Holidays and boating go hand in hand, but so too do holidays and accidents.

Don Gunning is a captain with the Newport Fire Department and is familiar with what it takes to stay safe on local waterways.

"On any hot day, or holiday, or combination of those two things, traffic increases on the water, on the land, and our call volume goes right up," Gunning said.

And that was certainly the case in Rhode Island on the Fourth of July.

Warwick and North Kingstown fire departments were deployed to assist a swimmer who couldn't get to his raft or to his aluminum boat when the current was stronger than he expected between Prudence and Patience islands.

Portsmouth fire rescuers had to check out a swimmer who became fatigued, but got to the shore OK with the help of friends at Sandy Point Beach.

Professional rescuers said while help is always available, it's not always close by.

"Sometimes it takes a while, like up to 45 minutes, to get a vessel on scene. So, that can be a long time if you're in distress," Gunning said.

Gunning said people shouldn't assume the U.S. Coast Guard can help instantly, either.

"The Coast Guard has been hurt with budget cuts and also are tasked to do other things So, although they are available, their assets are limited," he said.
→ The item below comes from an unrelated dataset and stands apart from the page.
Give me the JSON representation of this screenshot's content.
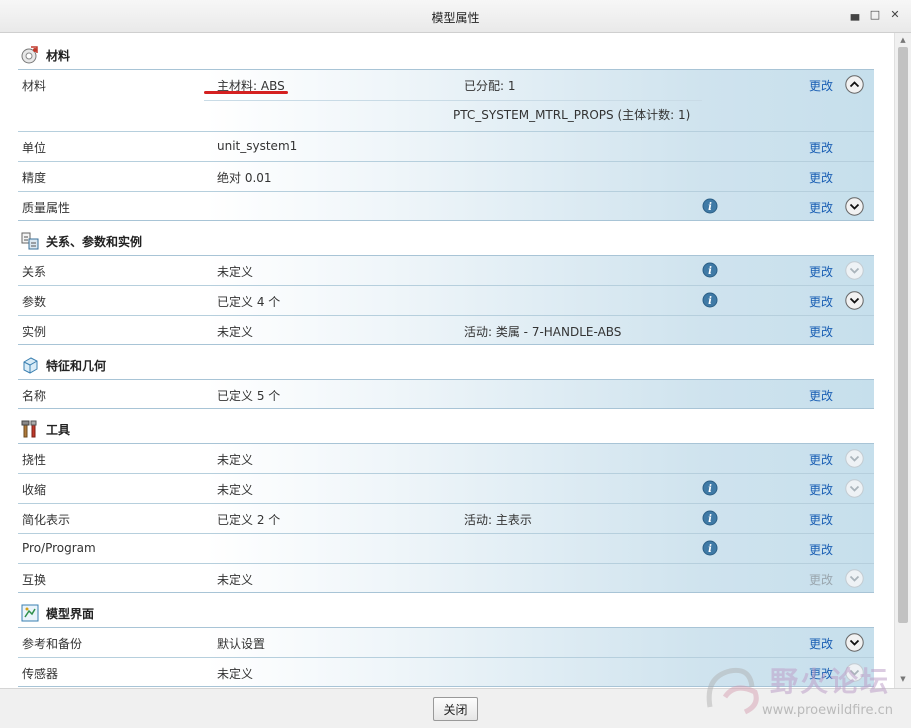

Gunning said swimmers still need to be careful and that all boaters should have the knowledge required to operate the vessel they're captaining.

He even has a suggestion as to how to effectively improve marine skills.

"There are courses offered by (Department of Environmental Management), a safe boating course, that's always good to do. The Coast Guard offers courses, and also private vendors offer different types of training for the rules of the road, and for maneuvering boats," Gunning said.

Gunning also recommended another crucial tool to have onboard any boat.

"Hopefully, everybody that goes out on a boat has a marine VHF radio with them, so they can call the Coast Guard or a fire department in case of an emergency. A cell phone also works well, but without those two things, you're out there by yourself, really," Gunning said.

And if you do end up requiring assistance, there are a few things to remember.

"If they can give their location, either geographically, like off of a point, or near a piece of land or a body of water, that helps or if they can give their latitude and longitude by using a GPS that's great. We need to know the color and/or size of the boat that they're on, and we need to know what's wrong with them. Is someone hurt? Is someone missing? Is the boat on fire? What is the emergency? We need to know that," he said.

Gunning said it never hurts to just use good old common sense out on the water.

"We always recommend that you be careful, and don't imbibe too much. We don't want anybody getting hurt, obviously, so moderation is always the best choice," Gunning said.